Cintas, which rents uniforms to companies, makes most of its profits on the next worker those companies hire. If a company has 20 employees, "there's very little incremental cost (to Cintas) going from 20 to 21, but if you go from 21 down to 20, you're losing a lot of money there," Rodes said. And right now, Cintas' average corporate customer isn't hiring, he said.
How Fifth Third grew
Fifth Third Bancorp - the region's most profitable public company year in and year out - grew despite an economy that worked against it.
Fifth Third is more than 10 times larger than when George Schaefer became CEO in 1990. The bank has grown by buying smaller banks across the Midwest and aggressively selling its products.
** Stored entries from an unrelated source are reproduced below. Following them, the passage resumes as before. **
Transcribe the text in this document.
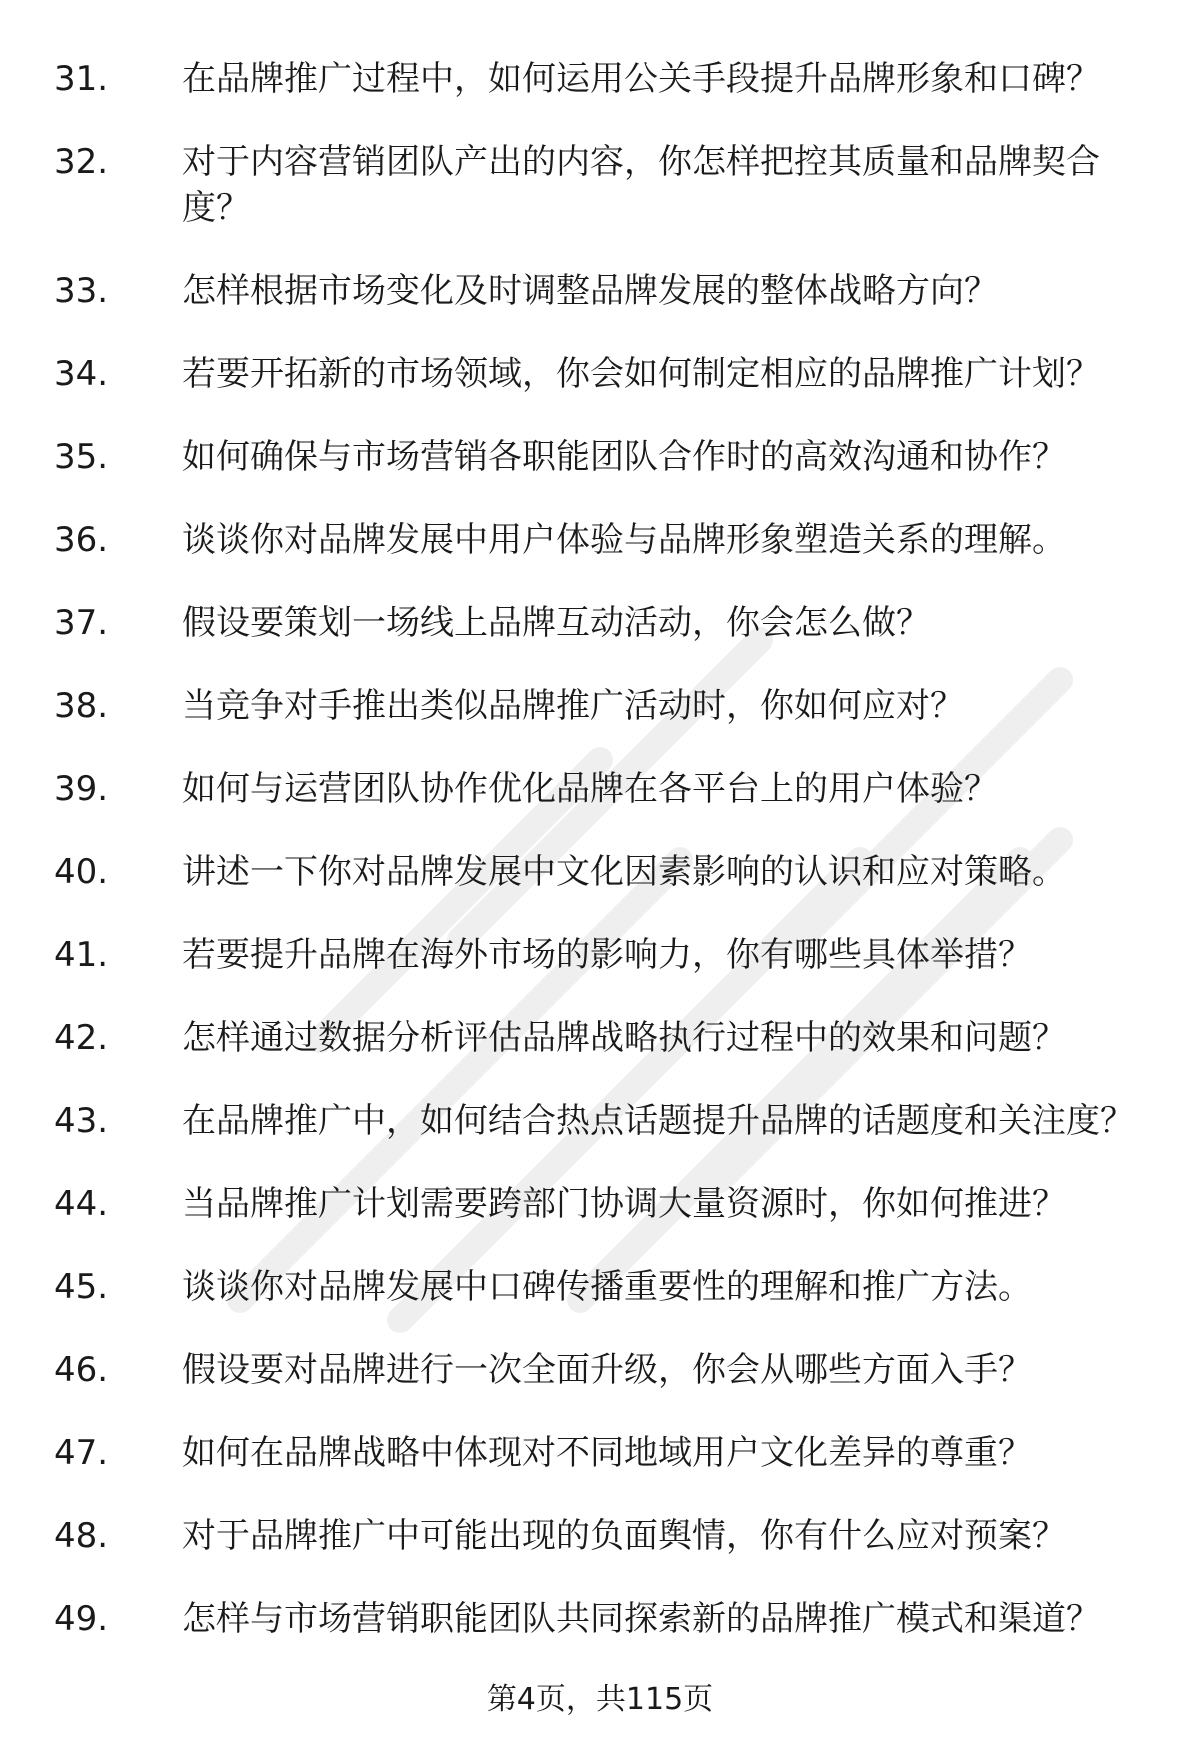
31.	在品牌推广过程中，如何运用公关手段提升品牌形象和口碑？
32.	对于内容营销团队产出的内容，你怎样把控其质量和品牌契合度？
33.	怎样根据市场变化及时调整品牌发展的整体战略方向？
34.	若要开拓新的市场领域，你会如何制定相应的品牌推广计划？
35.	如何确保与市场营销各职能团队合作时的高效沟通和协作？
36.	谈谈你对品牌发展中用户体验与品牌形象塑造关系的理解。
37.	假设要策划一场线上品牌互动活动，你会怎么做？
38.	当竞争对手推出类似品牌推广活动时，你如何应对？
39.	如何与运营团队协作优化品牌在各平台上的用户体验？
40.	讲述一下你对品牌发展中文化因素影响的认识和应对策略。
41.	若要提升品牌在海外市场的影响力，你有哪些具体举措？
42.	怎样通过数据分析评估品牌战略执行过程中的效果和问题？
43.	在品牌推广中，如何结合热点话题提升品牌的话题度和关注度？
44.	当品牌推广计划需要跨部门协调大量资源时，你如何推进？
45.	谈谈你对品牌发展中口碑传播重要性的理解和推广方法。
46.	假设要对品牌进行一次全面升级，你会从哪些方面入手？
47.	如何在品牌战略中体现对不同地域用户文化差异的尊重？
48.	对于品牌推广中可能出现的负面舆情，你有什么应对预案？
49.	怎样与市场营销职能团队共同探索新的品牌推广模式和渠道？
第4页，共115页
Last year, however, a federal investigation into accounting irregularities meant Fifth Third was barred from making acquisitions. Low interest rates made it hard to make money on loans, and continued high joblessness meant little growth in household incomes.
To improve profits in 2003, Fifth Third would have to bear down on the basics.
"Get cheap deposits, get fees, get good-quality loans and then cut expenses. Do it faster, then do it over. Everybody in the place knows that's the deal." Schaefer said.
"We're making more loans at our Hyde Park office, we're taking more deposits at our Sharonville office," Schaefer said. Doing that across its network of 960 branches allowed Fifth Third to grow by $10 billion in assets and increase profits by 7 percent.
And it remained highly profitable: For every $1 in revenue, the bank kept 27 cents of profit, nearly double its nearest local rival on the list, E.W. Scripps. Co.
Schaefer said he's happy with that, but the picture would be brighter if the economy were better. Higher interest rates would make it easier to profit on the difference in rates on loans and deposits, and lower joblessness would mean higher incomes, more deposits and more loans. "The bank just mirrors what's going on in the economy," he said.
And the economy mirrors what's going on in business. Job growth is weak in part because companies aren't investing in expansion, electing instead to raise their dividends, buy back stock and pay down debt.
The dividend indicator
Of 25 Cincinnati companies that pay a stock dividend, 14 raised them last year. P&G usually raises its dividend every four quarters but announced in March it was raising the dividend just nine months after its previous increase.
And two more companies - Federated Department Stores and Pomeroy IT Solutions - paid dividends for the first time.
Federated has suffered through expensive mistakes and weak sales growth, but last year felt confident enough in its cash flow to begin paying a 12.5-cent quarterly dividend and devote $645 million to buying back its stock.
Why not put more money into its stores? The company spends about $700 million a year building and renovating stores, and spokesperson Carol Sanger said that's an appropriate level.
"When the stock price is as low as it's been, it's a more prudent use (of profits) to repurchase shares and drive up the value of shareholder equity," she said.
A few local companies, however, show that businesses are willing to invest in expansion when given a reason. Scripps is pouring profits back into its successful cable Food Network and HGTV.
Multi-Color Corp., which prints labels for consumer products, is in a self-described growth mode, said CFO Dawn Bertsche. "We are adding workers quite a bit," she said. "We really are choosing to expand because we're finding a lot of opportunities in the marketplace for us and in the space we compete in. We want to continue to take advantage of those opportunities."
It would be good for the economy if more companies thought like Multi-Color, economist Faucher said. He said business investment is starting to pick up, but if the economy is to continue to expand, more Americans need to find jobs.
"It all depends on jobs," he said. "We expect job growth to pick up and accelerate through the rest of this year. By the second half of the year we expect the recovery to be self-sustaining."
"If that doesn't happen, then we could be in trouble. Businesses have been reluctant to hire."